La più antica cultura neolitica scoperta nell’area del basso corso dello Yangzijiang (Fiume Azzurro) è quella di Hemudu sviluppatasi nel distretto di Yuyao (Zhejiang) 6000-7000 anni fa ca., caratterizzata dal prevalente impiego del legno per la realizzazione di abitazioni sopraelevate su palafitte ganlan, per le quali si è dimostrato l’utilizzo del sistema ad incastro tenone e mortasa. Le tradizioni costruttive delineate consentono di individuare alcune delle caratteristiche che permarranno nell’architettura cinese posteriore, ad esempio l’impiego di pilastri lignei con funzione portante, che libera quindi da questo compito i muri consentendo una maggiore libertà nell’organizzare lo spazio interno, e l’ingresso orientato a sud. Presso la cultura tardo neolitica di Longshan (3000-2000 a.C.) nel sito di Wangyoufang (Henan) è attestato per la prima volta l’uso di mattoni crudi per l’edilizia. Le prime testimonianze di edifici a carattere palaziale, segno di una avvenuta stratificazione sociale, appartengono alla Cultura di Erlitou stratigraficamente posta fra la tarda cultura Longshan e la più antica fase della dinastia Shang (XVI-XI sec.a.C.).

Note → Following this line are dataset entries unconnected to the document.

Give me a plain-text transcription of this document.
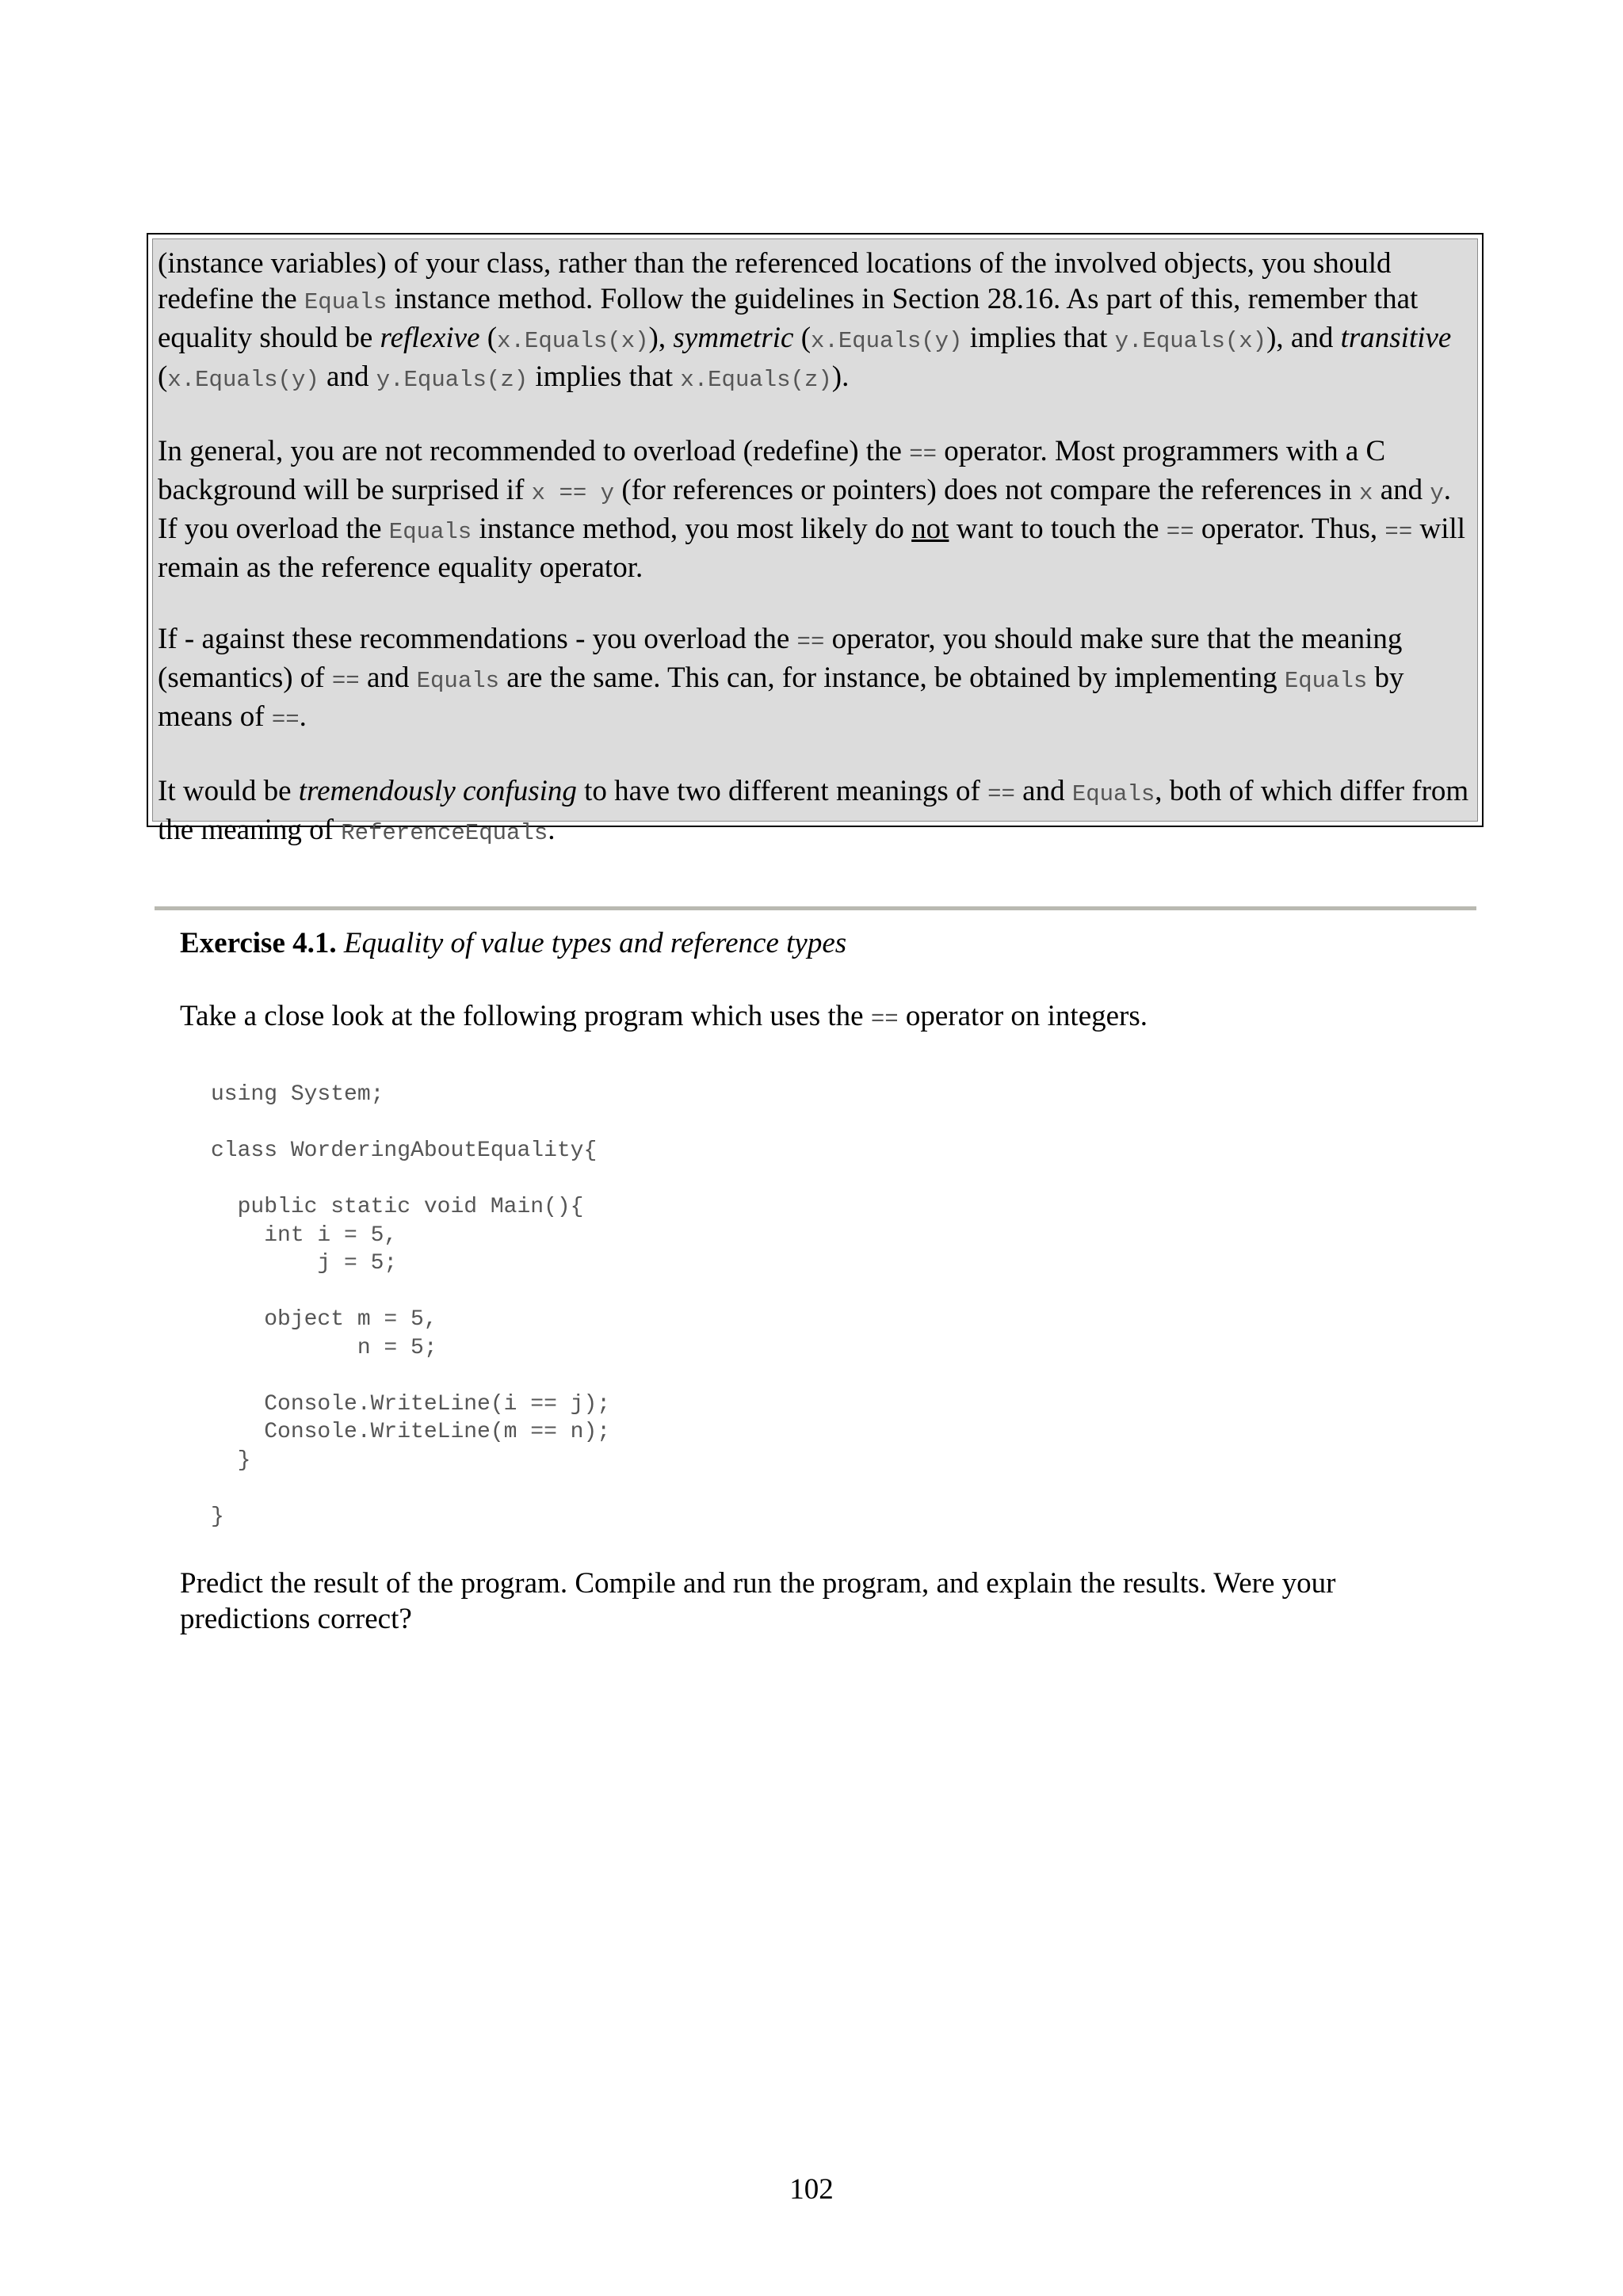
(instance variables) of your class, rather than the referenced locations of the involved objects, you should redefine the Equals instance method. Follow the guidelines in Section 28.16. As part of this, remember that equality should be reflexive (x.Equals(x)), symmetric (x.Equals(y) implies that y.Equals(x)), and transitive (x.Equals(y) and y.Equals(z) implies that x.Equals(z)).

In general, you are not recommended to overload (redefine) the == operator. Most programmers with a C background will be surprised if x == y (for references or pointers) does not compare the references in x and y. If you overload the Equals instance method, you most likely do not want to touch the == operator. Thus, == will remain as the reference equality operator.

If - against these recommendations - you overload the == operator, you should make sure that the meaning (semantics) of == and Equals are the same. This can, for instance, be obtained by implementing Equals by means of ==.

It would be tremendously confusing to have two different meanings of == and Equals, both of which differ from the meaning of ReferenceEquals.

Exercise 4.1. Equality of value types and reference types

Take a close look at the following program which uses the == operator on integers.

using System;

class WorderingAboutEquality{

public static void Main(){
int i = 5,
j = 5;

object m = 5,
n = 5;

Console.WriteLine(i == j);
Console.WriteLine(m == n);
}

}

Predict the result of the program. Compile and run the program, and explain the results. Were your predictions correct?

102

La città di Zhengzhou (Henan), identificata con Ao prima capitale Shang, si rivela il primo esperimento di urbanizzazione pianificata con una planimetria quadrangolare e una cinta di alte mura in terra battuta; ad Anyang, l’ultima capitale Shang, le abitazioni, solitamente a pianta quadrata o rettangolare, erano ordinate in file parallele creando la tipica ripartizione a scacchiera con un asse principale orientata da nord a sud. Dall’una all’altra capitale è possibile rilevare una evoluzione nell’architettura; nella prima le abitazioni comuni sono prevalentemente a pianta rettangolare con il piano di calpestio infossato di circa mezzo metro, ed è ancora poco diffuso l’impiego di terrazzamenti alla base degli edifici, mentre nella seconda aumentano le costruzioni sopraelevate su terrazzamenti in terra battuta. Un utile apporto per ricostruire l’architettura del tempo è dato dai pittogrammi rinvenuti sulle ossa oracolari e sui vasi rituali in bronzo raffiguranti costruzioni. Presso i siti Shang sono state rinvenute condutture in terracotta utilizzate per il drenaggio dell’acqua piovana e basi in bronzo sulle quali erano poste le colonne lignee per proteggerle da facile marcescenza.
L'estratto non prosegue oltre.